First-Principles Theory of Anharmonicity and the Inverse Isotope Effect in Superconducting Palladium-Hydride Compounds

Palladium hydrides display the largest isotope effect anomaly known in the literature. Replacement of hydrogen with the heavier isotopes leads to higher superconducting temperatures, a behavior inconsistent with harmonic theory. Solving the self-consistent harmonic approximation by a stochastic approach, we obtain the anharmonic free energy, the thermal expansion, and the superconducting properties fully ab initio. We find that the phonon spectra are strongly renormalized by anharmonicity far beyond the perturbative regime. Superconductivity is phonon mediated, but the harmonic approximation largely overestimates the superconducting critical temperatures.

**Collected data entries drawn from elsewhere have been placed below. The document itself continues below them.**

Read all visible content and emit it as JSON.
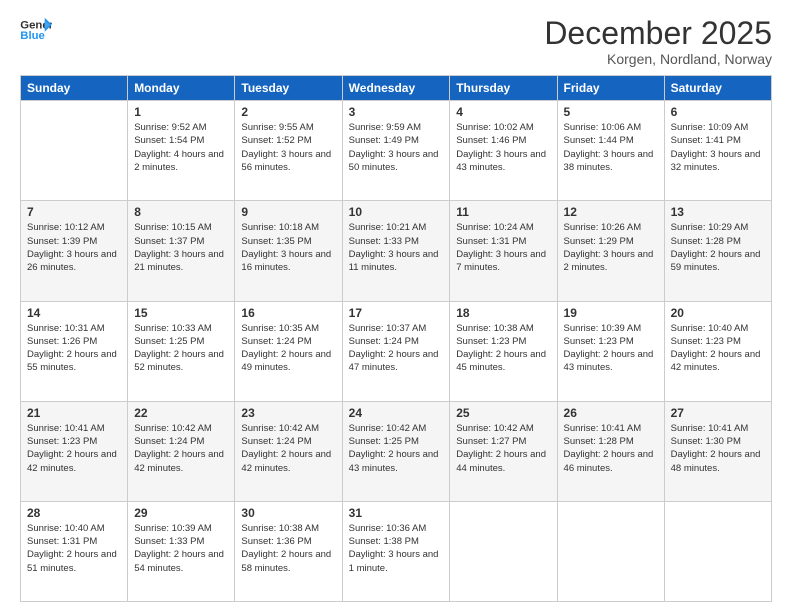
{
  "logo": {
    "line1": "General",
    "line2": "Blue"
  },
  "title": "December 2025",
  "subtitle": "Korgen, Nordland, Norway",
  "headers": [
    "Sunday",
    "Monday",
    "Tuesday",
    "Wednesday",
    "Thursday",
    "Friday",
    "Saturday"
  ],
  "weeks": [
    [
      {
        "date": "",
        "sunrise": "",
        "sunset": "",
        "daylight": "",
        "empty": true
      },
      {
        "date": "1",
        "sunrise": "Sunrise: 9:52 AM",
        "sunset": "Sunset: 1:54 PM",
        "daylight": "Daylight: 4 hours and 2 minutes."
      },
      {
        "date": "2",
        "sunrise": "Sunrise: 9:55 AM",
        "sunset": "Sunset: 1:52 PM",
        "daylight": "Daylight: 3 hours and 56 minutes."
      },
      {
        "date": "3",
        "sunrise": "Sunrise: 9:59 AM",
        "sunset": "Sunset: 1:49 PM",
        "daylight": "Daylight: 3 hours and 50 minutes."
      },
      {
        "date": "4",
        "sunrise": "Sunrise: 10:02 AM",
        "sunset": "Sunset: 1:46 PM",
        "daylight": "Daylight: 3 hours and 43 minutes."
      },
      {
        "date": "5",
        "sunrise": "Sunrise: 10:06 AM",
        "sunset": "Sunset: 1:44 PM",
        "daylight": "Daylight: 3 hours and 38 minutes."
      },
      {
        "date": "6",
        "sunrise": "Sunrise: 10:09 AM",
        "sunset": "Sunset: 1:41 PM",
        "daylight": "Daylight: 3 hours and 32 minutes."
      }
    ],
    [
      {
        "date": "7",
        "sunrise": "Sunrise: 10:12 AM",
        "sunset": "Sunset: 1:39 PM",
        "daylight": "Daylight: 3 hours and 26 minutes."
      },
      {
        "date": "8",
        "sunrise": "Sunrise: 10:15 AM",
        "sunset": "Sunset: 1:37 PM",
        "daylight": "Daylight: 3 hours and 21 minutes."
      },
      {
        "date": "9",
        "sunrise": "Sunrise: 10:18 AM",
        "sunset": "Sunset: 1:35 PM",
        "daylight": "Daylight: 3 hours and 16 minutes."
      },
      {
        "date": "10",
        "sunrise": "Sunrise: 10:21 AM",
        "sunset": "Sunset: 1:33 PM",
        "daylight": "Daylight: 3 hours and 11 minutes."
      },
      {
        "date": "11",
        "sunrise": "Sunrise: 10:24 AM",
        "sunset": "Sunset: 1:31 PM",
        "daylight": "Daylight: 3 hours and 7 minutes."
      },
      {
        "date": "12",
        "sunrise": "Sunrise: 10:26 AM",
        "sunset": "Sunset: 1:29 PM",
        "daylight": "Daylight: 3 hours and 2 minutes."
      },
      {
        "date": "13",
        "sunrise": "Sunrise: 10:29 AM",
        "sunset": "Sunset: 1:28 PM",
        "daylight": "Daylight: 2 hours and 59 minutes."
      }
    ],
    [
      {
        "date": "14",
        "sunrise": "Sunrise: 10:31 AM",
        "sunset": "Sunset: 1:26 PM",
        "daylight": "Daylight: 2 hours and 55 minutes."
      },
      {
        "date": "15",
        "sunrise": "Sunrise: 10:33 AM",
        "sunset": "Sunset: 1:25 PM",
        "daylight": "Daylight: 2 hours and 52 minutes."
      },
      {
        "date": "16",
        "sunrise": "Sunrise: 10:35 AM",
        "sunset": "Sunset: 1:24 PM",
        "daylight": "Daylight: 2 hours and 49 minutes."
      },
      {
        "date": "17",
        "sunrise": "Sunrise: 10:37 AM",
        "sunset": "Sunset: 1:24 PM",
        "daylight": "Daylight: 2 hours and 47 minutes."
      },
      {
        "date": "18",
        "sunrise": "Sunrise: 10:38 AM",
        "sunset": "Sunset: 1:23 PM",
        "daylight": "Daylight: 2 hours and 45 minutes."
      },
      {
        "date": "19",
        "sunrise": "Sunrise: 10:39 AM",
        "sunset": "Sunset: 1:23 PM",
        "daylight": "Daylight: 2 hours and 43 minutes."
      },
      {
        "date": "20",
        "sunrise": "Sunrise: 10:40 AM",
        "sunset": "Sunset: 1:23 PM",
        "daylight": "Daylight: 2 hours and 42 minutes."
      }
    ],
    [
      {
        "date": "21",
        "sunrise": "Sunrise: 10:41 AM",
        "sunset": "Sunset: 1:23 PM",
        "daylight": "Daylight: 2 hours and 42 minutes."
      },
      {
        "date": "22",
        "sunrise": "Sunrise: 10:42 AM",
        "sunset": "Sunset: 1:24 PM",
        "daylight": "Daylight: 2 hours and 42 minutes."
      },
      {
        "date": "23",
        "sunrise": "Sunrise: 10:42 AM",
        "sunset": "Sunset: 1:24 PM",
        "daylight": "Daylight: 2 hours and 42 minutes."
      },
      {
        "date": "24",
        "sunrise": "Sunrise: 10:42 AM",
        "sunset": "Sunset: 1:25 PM",
        "daylight": "Daylight: 2 hours and 43 minutes."
      },
      {
        "date": "25",
        "sunrise": "Sunrise: 10:42 AM",
        "sunset": "Sunset: 1:27 PM",
        "daylight": "Daylight: 2 hours and 44 minutes."
      },
      {
        "date": "26",
        "sunrise": "Sunrise: 10:41 AM",
        "sunset": "Sunset: 1:28 PM",
        "daylight": "Daylight: 2 hours and 46 minutes."
      },
      {
        "date": "27",
        "sunrise": "Sunrise: 10:41 AM",
        "sunset": "Sunset: 1:30 PM",
        "daylight": "Daylight: 2 hours and 48 minutes."
      }
    ],
    [
      {
        "date": "28",
        "sunrise": "Sunrise: 10:40 AM",
        "sunset": "Sunset: 1:31 PM",
        "daylight": "Daylight: 2 hours and 51 minutes."
      },
      {
        "date": "29",
        "sunrise": "Sunrise: 10:39 AM",
        "sunset": "Sunset: 1:33 PM",
        "daylight": "Daylight: 2 hours and 54 minutes."
      },
      {
        "date": "30",
        "sunrise": "Sunrise: 10:38 AM",
        "sunset": "Sunset: 1:36 PM",
        "daylight": "Daylight: 2 hours and 58 minutes."
      },
      {
        "date": "31",
        "sunrise": "Sunrise: 10:36 AM",
        "sunset": "Sunset: 1:38 PM",
        "daylight": "Daylight: 3 hours and 1 minute."
      },
      {
        "date": "",
        "sunrise": "",
        "sunset": "",
        "daylight": "",
        "empty": true
      },
      {
        "date": "",
        "sunrise": "",
        "sunset": "",
        "daylight": "",
        "empty": true
      },
      {
        "date": "",
        "sunrise": "",
        "sunset": "",
        "daylight": "",
        "empty": true
      }
    ]
  ]
}
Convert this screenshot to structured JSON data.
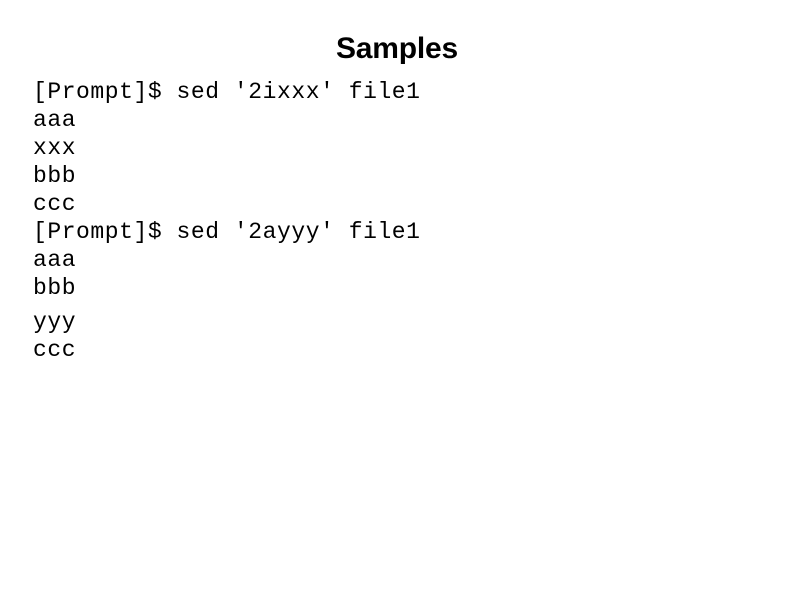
{
  "slide": {
    "title": "Samples",
    "background_color": "#ffffff",
    "text_color": "#000000"
  },
  "terminal": {
    "lines": [
      {
        "text": "[Prompt]$ sed '2ixxx' file1",
        "kind": "command",
        "gap_before": false
      },
      {
        "text": "aaa",
        "kind": "output",
        "gap_before": false
      },
      {
        "text": "xxx",
        "kind": "output",
        "gap_before": false
      },
      {
        "text": "bbb",
        "kind": "output",
        "gap_before": false
      },
      {
        "text": "ccc",
        "kind": "output",
        "gap_before": false
      },
      {
        "text": "[Prompt]$ sed '2ayyy' file1",
        "kind": "command",
        "gap_before": false
      },
      {
        "text": "aaa",
        "kind": "output",
        "gap_before": false
      },
      {
        "text": "bbb",
        "kind": "output",
        "gap_before": false
      },
      {
        "text": "yyy",
        "kind": "output",
        "gap_before": true
      },
      {
        "text": "ccc",
        "kind": "output",
        "gap_before": false
      }
    ]
  }
}
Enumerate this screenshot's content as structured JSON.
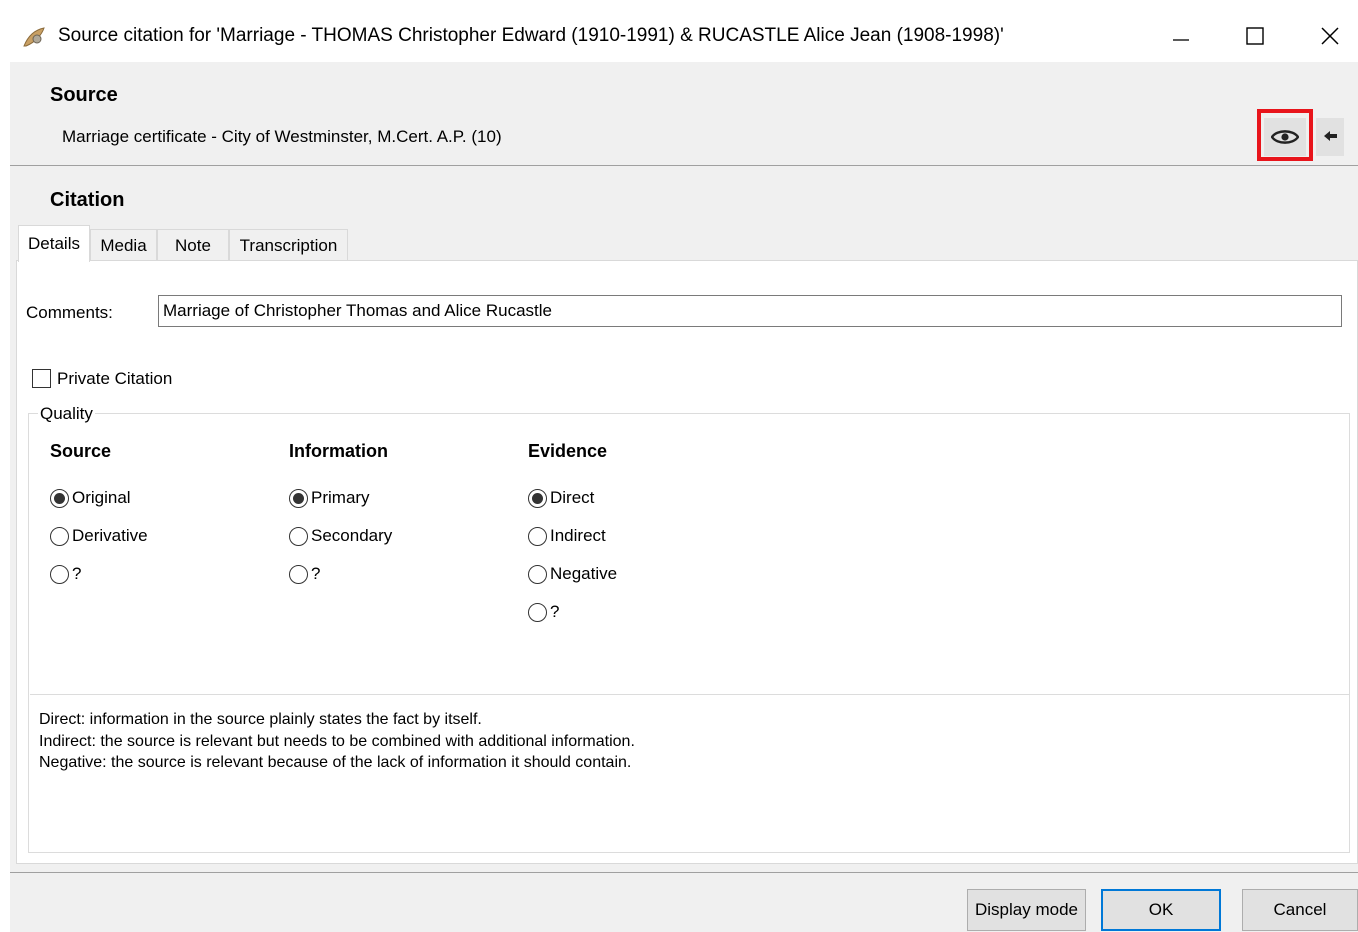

We explain the inverse isotope effect, obtaining a $-0.38$ value for the isotope coefficient in good agreement with experiments, hydrogen anharmonicity being mainly responsible for the isotope anomaly.

Figure 1

Equilibrium lattice parameters as a function of temperature for PdH, PdD, and PdT compared to experimental results [12, 20]. In the inset the calculated thermal expansion coefficients are shown together with the measured values in Ref. 39.

Figure 2

Harmonic and SSCHA phonon spectra calculated for PdH (a), PdD (b), and PdT (c) at the equilibrium volume at 0 K. The experimental results obtained for nonstoichiometric ${\mathrm{PdD}}_{0.63}$ [14] and ${\mathrm{PdT}}_{0.70}$ [15] are shown. In the right panels the PDOS projected onto Pd and H atoms is plotted within the harmonic approximation (dotted lines) and the SSCHA (solid lines).

Figure 3

${\alpha }^{2}F(\omega )$ and $\lambda (\omega )=2{\int }_0^{\omega }d{\omega }^{\prime }{\alpha }^{2}F({\omega }^{\prime })/{\omega }^{\prime }$ for (a) PdH, (b) PdD, and (c) PdT within the harmonic approximation and the SSCHA.